Saturday, April 13, 2013

40 Year Itch: Smack! Baby! Smack!

More urgent and far more challenging than its predecessor, Aladdin Sane (released April 13, 1973) explores stardom from the inside. Many of the songs were written during Bowie's 1972 tour ( "Time" in New Orleans; "Drive-In Saturday" between Seattle and Phoenix) which is why it's been called the American Ziggy Stardust.

Note: Bowie supposedly shaved his eyebrows when Mott the Hoople turned down "Drive In Saturday"

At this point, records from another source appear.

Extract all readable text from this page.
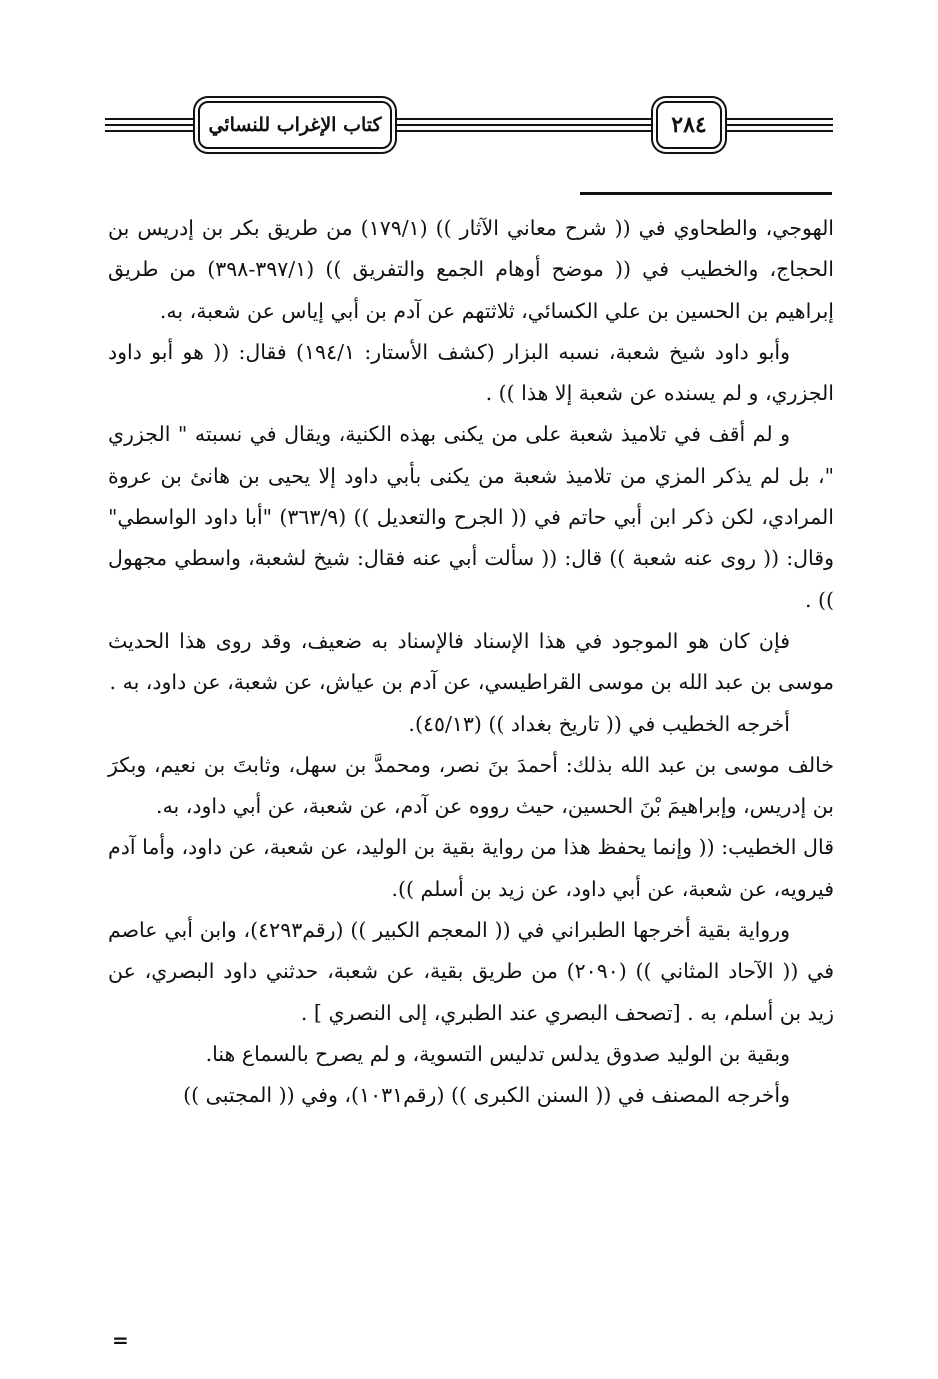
كتاب الإغراب للنسائي	٢٨٤

الهوجي، والطحاوي في (( شرح معاني الآثار )) (١٧٩/١) من طريق بكر بن إدريس بن الحجاج، والخطيب في (( موضح أوهام الجمع والتفريق )) (٣٩٧/١-٣٩٨) من طريق إبراهيم بن الحسين بن علي الكسائي، ثلاثتهم عن آدم بن أبي إياس عن شعبة، به.

وأبو داود شيخ شعبة، نسبه البزار (كشف الأستار: ١٩٤/١) فقال: (( هو أبو داود الجزري، و لم يسنده عن شعبة إلا هذا )) .

و لم أقف في تلاميذ شعبة على من يكنى بهذه الكنية، ويقال في نسبته " الجزري "، بل لم يذكر المزي من تلاميذ شعبة من يكنى بأبي داود إلا يحيى بن هانئ بن عروة المرادي، لكن ذكر ابن أبي حاتم في (( الجرح والتعديل )) (٣٦٣/٩) "أبا داود الواسطي" وقال: (( روى عنه شعبة )) قال: (( سألت أبي عنه فقال: شيخ لشعبة، واسطي مجهول )) .

فإن كان هو الموجود في هذا الإسناد فالإسناد به ضعيف، وقد روى هذا الحديث موسى بن عبد الله بن موسى القراطيسي، عن آدم بن عياش، عن شعبة، عن داود، به .

أخرجه الخطيب في (( تاريخ بغداد )) (٤٥/١٣).

خالف موسى بن عبد الله بذلك: أحمدَ بنَ نصر، ومحمدَّ بن سهل، وثابتَ بن نعيم، وبكرَ بن إدريس، وإبراهيمَ بْنَ الحسين، حيث رووه عن آدم، عن شعبة، عن أبي داود، به.

قال الخطيب: (( وإنما يحفظ هذا من رواية بقية بن الوليد، عن شعبة، عن داود، وأما آدم فيرويه، عن شعبة، عن أبي داود، عن زيد بن أسلم )).

ورواية بقية أخرجها الطبراني في (( المعجم الكبير )) (رقم٤٢٩٣)، وابن أبي عاصم في (( الآحاد المثاني )) (٢٠٩٠) من طريق بقية، عن شعبة، حدثني داود البصري، عن زيد بن أسلم، به . [تصحف البصري عند الطبري، إلى النصري ] .

وبقية بن الوليد صدوق يدلس تدليس التسوية، و لم يصرح بالسماع هنا.

وأخرجه المصنف في (( السنن الكبرى )) (رقم١٠٣١)، وفي (( المجتبى ))

=
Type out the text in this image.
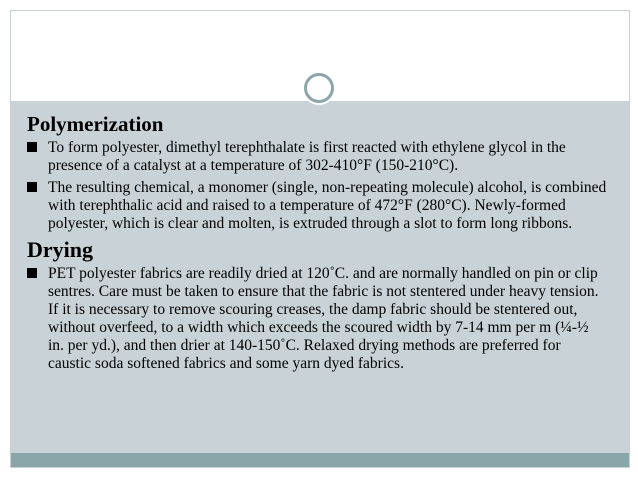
Polymerization
To form polyester, dimethyl terephthalate is first reacted with ethylene glycol in the presence of a catalyst at a temperature of 302-410°F (150-210°C).
The resulting chemical, a monomer (single, non-repeating molecule) alcohol, is combined with terephthalic acid and raised to a temperature of 472°F (280°C). Newly-formed polyester, which is clear and molten, is extruded through a slot to form long ribbons.
Drying
PET polyester fabrics are readily dried at 120˚C. and are normally handled on pin or clip sentres. Care must be taken to ensure that the fabric is not stentered under heavy tension. If it is necessary to remove scouring creases, the damp fabric should be stentered out, without overfeed, to a width which exceeds the scoured width by 7-14 mm per m (¼-½ in. per yd.), and then drier at 140-150˚C. Relaxed drying methods are preferred for caustic soda softened fabrics and some yarn dyed fabrics.
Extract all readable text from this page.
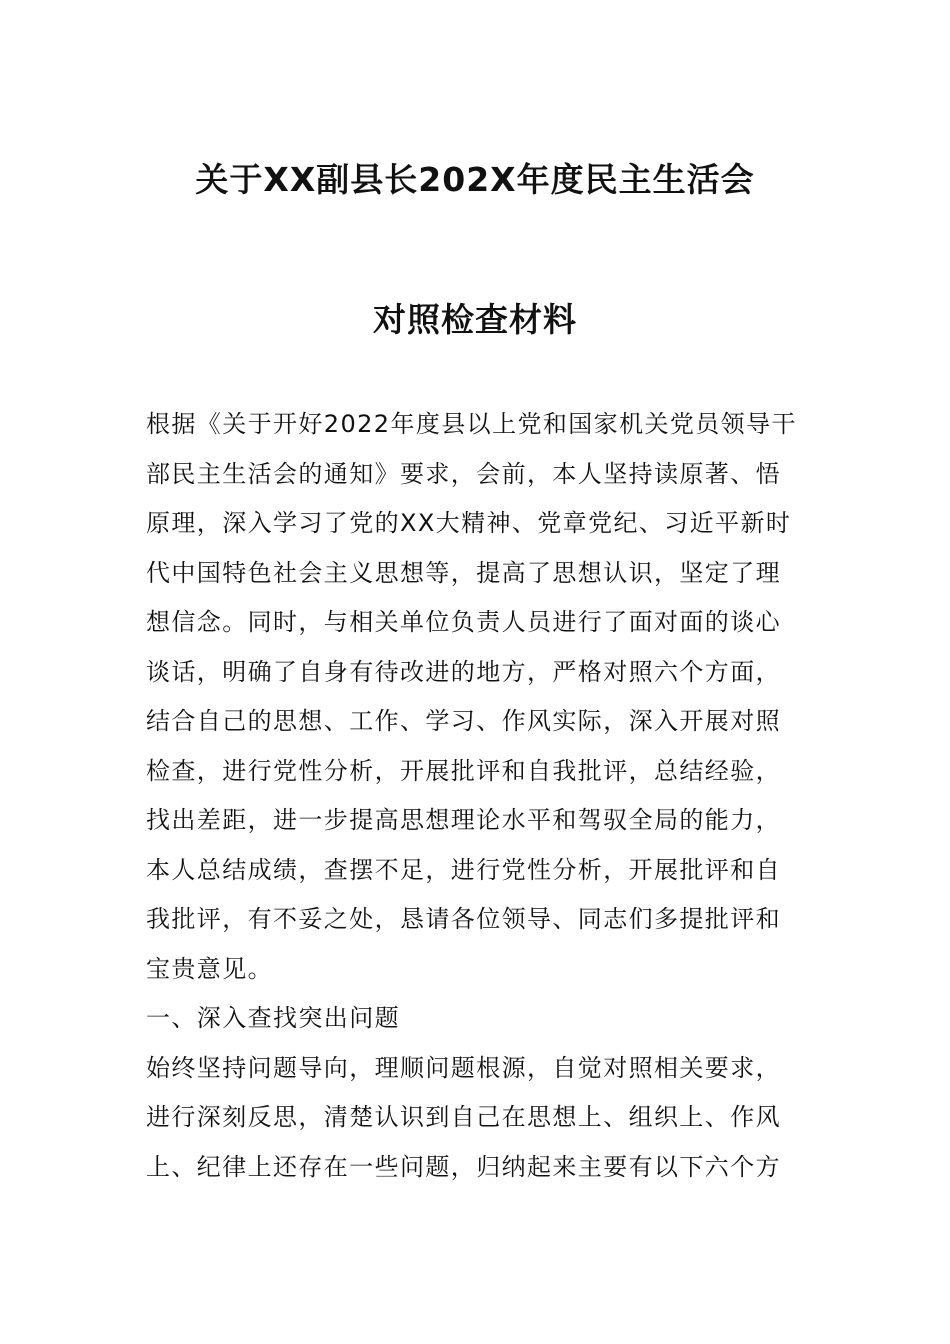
关于XX副县长202X年度民主生活会
对照检查材料
根据《关于开好2022年度县以上党和国家机关党员领导干
部民主生活会的通知》要求，会前，本人坚持读原著、悟
原理，深入学习了党的XX大精神、党章党纪、习近平新时
代中国特色社会主义思想等，提高了思想认识，坚定了理
想信念。同时，与相关单位负责人员进行了面对面的谈心
谈话，明确了自身有待改进的地方，严格对照六个方面，
结合自己的思想、工作、学习、作风实际，深入开展对照
检查，进行党性分析，开展批评和自我批评，总结经验，
找出差距，进一步提高思想理论水平和驾驭全局的能力，
本人总结成绩，查摆不足，进行党性分析，开展批评和自
我批评，有不妥之处，恳请各位领导、同志们多提批评和
宝贵意见。
一、深入查找突出问题
始终坚持问题导向，理顺问题根源，自觉对照相关要求，
进行深刻反思，清楚认识到自己在思想上、组织上、作风
上、纪律上还存在一些问题，归纳起来主要有以下六个方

What kind of debauchery did David Bowie witness in America? The album oozes with sex ("Cracked Actor", "Drive In Saturday") violence ("Panic in Detroit") and rock and roll ("Watch That Man"). Mick Ronson's guitar is often higher in the mix than Bowie's voice but it's free form pianist Mike Garson who steals the show with his freaked out solos on the title cut ( starts 2:00 in).

Bowie has been accused of , to put it kindly, borrowing ideas from other artists. "Panic in Detroit" has a Bo Diddley beat. " The Jean Genie" sounds like the Yardbirds doing Diddley. And there's the final cut, the fan favorite "Lady Grinning Soul".

Some say it sounds an awful lot like the Quincy Jones track "On Days Like These" , featured in the 1969 film The Italian Job. I don't really hear it. Can you?

I'll let Bowie off on this one. The cover of "Let's Spend the Night Together" ,however, is an appalling preview of the covers album Pin Ups that would come out in October.